Lecturer in Physics, St Andrews University, 1945; Researcher, Medical Research Council Biophysics Unit, Physics Department, King's College London, 1946-1958; Lecturer in Biophysics, King's College London, 1958-1963; awarded Nobel Prize for Medicine, 1962, jointly with James Watson and Francis Crick; Professor of Molecular Biology, King's College London, 1963-1970; President and co-founder, British Society for Social Responsibility in Science (BSSRS), 1969-1991; Professor of Biophysics, King's College London, 1970-1981; devised inter-disciplinary undergraduate course, 'The social impact of the biosciences', 1972; Director, Medical Research Council Cell Biophysics Unit, 1974-1982; Emeritus Professor of Biophysics, KCL, 1982-2004; President, Food and Disarmament International, 1984-2004; died, 2004.

Terms of use

Most files are open and available at King’s College London, Archives and Special Collections, subject to signature of reader's undertaking form.

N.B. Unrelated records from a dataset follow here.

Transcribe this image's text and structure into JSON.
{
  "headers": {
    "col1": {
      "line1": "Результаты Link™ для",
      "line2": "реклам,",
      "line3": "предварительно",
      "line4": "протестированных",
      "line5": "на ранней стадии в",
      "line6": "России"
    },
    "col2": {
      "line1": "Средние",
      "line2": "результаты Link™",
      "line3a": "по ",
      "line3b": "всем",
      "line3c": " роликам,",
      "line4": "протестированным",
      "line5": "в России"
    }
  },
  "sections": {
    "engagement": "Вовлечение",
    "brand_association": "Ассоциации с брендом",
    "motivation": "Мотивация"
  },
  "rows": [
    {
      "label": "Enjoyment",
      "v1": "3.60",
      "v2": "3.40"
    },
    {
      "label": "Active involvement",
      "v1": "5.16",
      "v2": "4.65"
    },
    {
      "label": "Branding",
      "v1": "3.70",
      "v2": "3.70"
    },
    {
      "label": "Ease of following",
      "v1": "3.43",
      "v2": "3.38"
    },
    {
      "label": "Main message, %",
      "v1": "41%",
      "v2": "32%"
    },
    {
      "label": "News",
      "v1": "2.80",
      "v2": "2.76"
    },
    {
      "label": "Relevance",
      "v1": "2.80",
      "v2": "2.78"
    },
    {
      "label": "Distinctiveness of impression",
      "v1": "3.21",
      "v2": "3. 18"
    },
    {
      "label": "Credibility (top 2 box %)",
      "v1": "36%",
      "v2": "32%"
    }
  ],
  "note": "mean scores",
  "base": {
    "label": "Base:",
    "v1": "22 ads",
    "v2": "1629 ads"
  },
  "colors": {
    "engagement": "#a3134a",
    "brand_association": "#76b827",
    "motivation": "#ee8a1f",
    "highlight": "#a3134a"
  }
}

Documents including personal data for named living individuals are closed, to be reviewed on the death of the individual, or 80 years from the date of the document. Access may be granted to researchers in certain circumstances, and upon signature of a special undertaking.

Location of duplicates

A digitised copy is held by the Wellcome Library as part of Codebreakers: Makers of Modern Genetics. Not all sections within this collection have been digitised.

Where to find it

Location of original

The original material is held at King’s College London, Archives and Special Collections. This catalogue is held by the Wellcome Library as part of Codebreakers: Makers of Modern Genetics.